Eight years loving Harrison, and his refrain never changed: career first, family later.
But when success finally came, when he had the house and the car, it wasn't a home with me he wanted to build.
It wasn't that I hadn't tried. Trying just didn't matter.
For eight years, I'd been by his side through every struggle. The basement apartment. The instant noodles. I'd swallowed my pride and told him a thousand times that marrying him was all I'd ever dreamed of, rich or poor.
I'd even given up three pregnancies.
Because he said the timing wasn't right. He didn't want a child suffering alongside them.
I loved him, so whatever he said, no matter how much it hurt, I went along with it.
Just like tonight, when he told me he wanted to get legally married to his childhood sweetheart.

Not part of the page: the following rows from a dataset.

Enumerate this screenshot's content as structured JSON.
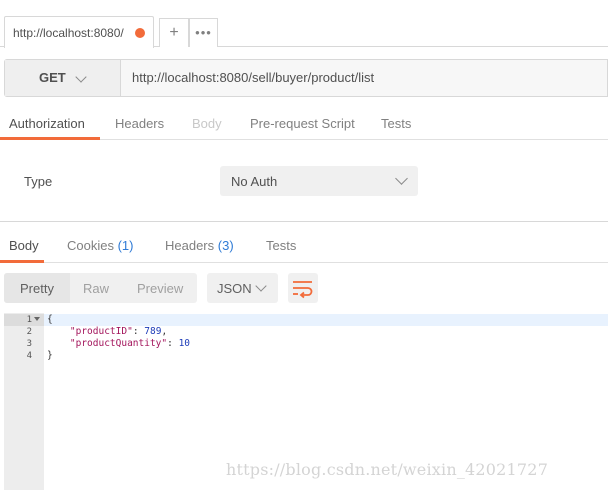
{
  "request_tab": {
    "label": "http://localhost:8080/",
    "add_glyph": "+",
    "more_glyph": "•••"
  },
  "request": {
    "method": "GET",
    "url": "http://localhost:8080/sell/buyer/product/list"
  },
  "request_tabs": [
    {
      "label": "Authorization",
      "state": "active"
    },
    {
      "label": "Headers",
      "state": "normal"
    },
    {
      "label": "Body",
      "state": "disabled"
    },
    {
      "label": "Pre-request Script",
      "state": "normal"
    },
    {
      "label": "Tests",
      "state": "normal"
    }
  ],
  "auth": {
    "type_label": "Type",
    "type_value": "No Auth"
  },
  "response_tabs": {
    "body": "Body",
    "cookies": "Cookies",
    "cookies_count": "(1)",
    "headers": "Headers",
    "headers_count": "(3)",
    "tests": "Tests"
  },
  "view_modes": {
    "pretty": "Pretty",
    "raw": "Raw",
    "preview": "Preview"
  },
  "format": "JSON",
  "code": {
    "line_numbers": [
      "1",
      "2",
      "3",
      "4"
    ],
    "open_brace": "{",
    "close_brace": "}",
    "fields": [
      {
        "key": "\"productID\"",
        "sep": ": ",
        "value": "789",
        "trail": ","
      },
      {
        "key": "\"productQuantity\"",
        "sep": ": ",
        "value": "10",
        "trail": ""
      }
    ]
  },
  "watermark": "https://blog.csdn.net/weixin_42021727",
  "colors": {
    "accent": "#f26b3a",
    "count_blue": "#2f7bd6",
    "json_key": "#a3155c",
    "json_number": "#1c3bb8"
  }
}
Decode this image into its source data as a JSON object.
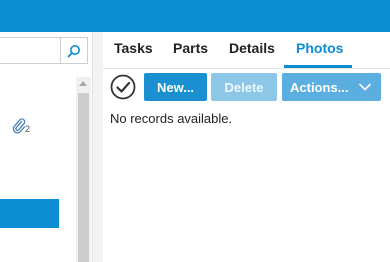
{
  "colors": {
    "brand": "#0b8ed4",
    "button_new": "#1a90d0",
    "button_delete_disabled": "#8cc7e7",
    "button_actions": "#5aaee0"
  },
  "left_pane": {
    "search": {
      "value": "",
      "placeholder": "",
      "button_icon": "search-icon"
    },
    "list": {
      "attachment_count": "2",
      "attachment_icon": "paperclip-icon"
    }
  },
  "tabs": [
    {
      "label": "Tasks",
      "active": false
    },
    {
      "label": "Parts",
      "active": false
    },
    {
      "label": "Details",
      "active": false
    },
    {
      "label": "Photos",
      "active": true
    }
  ],
  "toolbar": {
    "select_all_icon": "check-circle-icon",
    "new_label": "New...",
    "delete_label": "Delete",
    "actions_label": "Actions...",
    "actions_icon": "chevron-down-icon"
  },
  "content": {
    "empty_message": "No records available."
  }
}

In that moment, even as my heart was being carved open, I felt something I hadn't expected.
Relief.
Maybe it was better this way. At least I wouldn't have to keep waiting for him like some desperate fool, begging to be chosen.
My mother was still going on about how a woman who knew how to act sweet always got the best deal in life, but the grievance pressing against my chest suddenly lost its need for an audience.

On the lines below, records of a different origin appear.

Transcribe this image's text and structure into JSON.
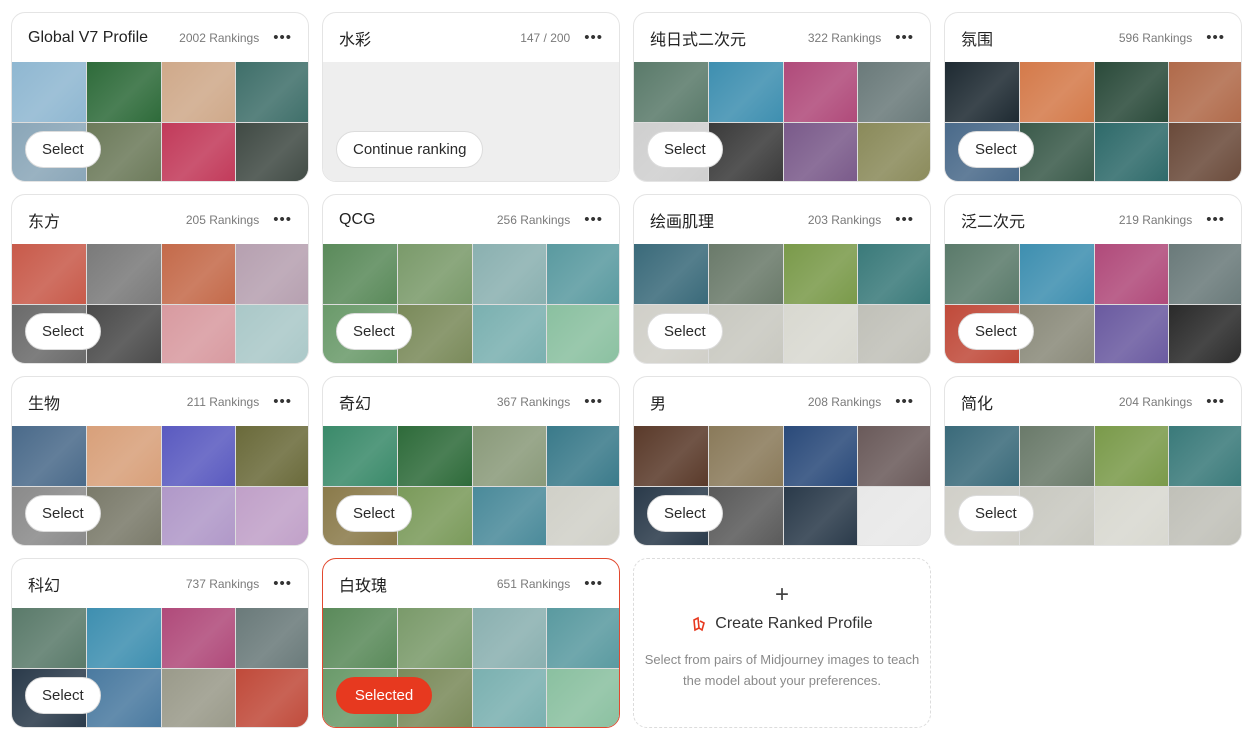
{
  "select_label": "Select",
  "profiles": [
    {
      "title": "Global V7 Profile",
      "count": "2002 Rankings",
      "button": "Select",
      "state": "select",
      "colors": [
        "#8fb7d1",
        "#2e6b3a",
        "#cfa98a",
        "#3f6f6a",
        "#8aa6b8",
        "#6c7a5a",
        "#c23a5a",
        "#404a44"
      ]
    },
    {
      "title": "水彩",
      "count": "147 / 200",
      "button": "Continue ranking",
      "state": "continue",
      "colors": []
    },
    {
      "title": "纯日式二次元",
      "count": "322 Rankings",
      "button": "Select",
      "state": "select",
      "colors": [
        "#5a7a6a",
        "#3e8fb0",
        "#b04a7a",
        "#6a7a7a",
        "#cfcfcf",
        "#3a3a3a",
        "#7a5a8a",
        "#8a8a5a"
      ]
    },
    {
      "title": "氛围",
      "count": "596 Rankings",
      "button": "Select",
      "state": "select",
      "colors": [
        "#1e2a32",
        "#d47a4a",
        "#2a4a3a",
        "#b06a4a",
        "#4a6a8a",
        "#3a5a4a",
        "#2e6a6a",
        "#6a4a3a"
      ]
    },
    {
      "title": "东方",
      "count": "205 Rankings",
      "button": "Select",
      "state": "select",
      "colors": [
        "#c85a4a",
        "#7a7a7a",
        "#c46a4a",
        "#b6a0b0",
        "#6a6a6a",
        "#4a4a4a",
        "#d89aa0",
        "#aac8c8"
      ]
    },
    {
      "title": "QCG",
      "count": "256 Rankings",
      "button": "Select",
      "state": "select",
      "colors": [
        "#5a8a5a",
        "#7a9a6a",
        "#8ab0b0",
        "#5a9aa0",
        "#6a9a6a",
        "#7a8a5a",
        "#7ab0b0",
        "#8ac0a0"
      ]
    },
    {
      "title": "绘画肌理",
      "count": "203 Rankings",
      "button": "Select",
      "state": "select",
      "colors": [
        "#3a6a7a",
        "#6a7a6a",
        "#7a9a4a",
        "#3a7a7a",
        "#d0cfc8",
        "#c8c8c0",
        "#d8d8d0",
        "#c0c0b8"
      ]
    },
    {
      "title": "泛二次元",
      "count": "219 Rankings",
      "button": "Select",
      "state": "select",
      "colors": [
        "#5a7a6a",
        "#3e8fb0",
        "#b04a7a",
        "#6a7a7a",
        "#c04a3a",
        "#8a8a7a",
        "#6a5aa0",
        "#2a2a2a"
      ]
    },
    {
      "title": "生物",
      "count": "211 Rankings",
      "button": "Select",
      "state": "select",
      "colors": [
        "#4a6a8a",
        "#d8a07a",
        "#5a5ac0",
        "#6a6a3a",
        "#8a8a8a",
        "#7a7a6a",
        "#b098c8",
        "#c0a0c8"
      ]
    },
    {
      "title": "奇幻",
      "count": "367 Rankings",
      "button": "Select",
      "state": "select",
      "colors": [
        "#3a8a6a",
        "#2e6b3a",
        "#8a9a7a",
        "#3a7a8a",
        "#8a7a4a",
        "#7a9a5a",
        "#4a8a9a",
        "#d0d0c8"
      ]
    },
    {
      "title": "男",
      "count": "208 Rankings",
      "button": "Select",
      "state": "select",
      "colors": [
        "#5a3a2a",
        "#8a7a5a",
        "#2a4a7a",
        "#6a5a5a",
        "#2a3a4a",
        "#5a5a5a",
        "#2a3a4a",
        "#e8e8e8"
      ]
    },
    {
      "title": "简化",
      "count": "204 Rankings",
      "button": "Select",
      "state": "select",
      "colors": [
        "#3a6a7a",
        "#6a7a6a",
        "#7a9a4a",
        "#3a7a7a",
        "#d0cfc8",
        "#c8c8c0",
        "#d8d8d0",
        "#c0c0b8"
      ]
    },
    {
      "title": "科幻",
      "count": "737 Rankings",
      "button": "Select",
      "state": "select",
      "colors": [
        "#5a7a6a",
        "#3e8fb0",
        "#b04a7a",
        "#6a7a7a",
        "#2a3a4a",
        "#4a7aa0",
        "#9a9a8a",
        "#c04a3a"
      ]
    },
    {
      "title": "白玫瑰",
      "count": "651 Rankings",
      "button": "Selected",
      "state": "selected",
      "colors": [
        "#5a8a5a",
        "#7a9a6a",
        "#8ab0b0",
        "#5a9aa0",
        "#6a9a6a",
        "#7a8a5a",
        "#7ab0b0",
        "#8ac0a0"
      ]
    }
  ],
  "create": {
    "plus": "+",
    "title": "Create Ranked Profile",
    "description": "Select from pairs of Midjourney images to teach the model about your preferences.",
    "accent": "#e7391f"
  },
  "more_glyph": "•••",
  "accent": "#e7391f"
}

"Mom, the wedding is off. I'm never marrying him."
I hung up and called the wedding planner to cancel tomorrow's ceremony.
The coordinator went quiet for a moment before speaking.
"Mr. Delgado already called about this. But he asked us to keep the decorations and banners in storage for three years. That's going to be difficult. Most of those materials are single-use..."
It hit me instantly. It wasn't that he hadn't had time to notify the guests on both sides.
He just didn't want to deal with the questions.
And he assumed I'd do what those cheap decorations would do—sit in storage and wait for him for three years.
"Throw it all out. Even if it weren't disposable, three years in a warehouse would rot it."
Just like his love for me.
It would decay with time until nothing remained.
After hanging up, I scrolled to my mother-in-law's number and felt a headache coming on.
She despised Claudia Simmons. If she found out her son had already gotten legally married to that woman at City Hall, she'd probably have a stroke.
I took a deep breath and transferred the $88,000 bride price back to her account—every last cent.
I counted to three in my head.
The phone rang.
"Tilda, why did you send the bride price back?"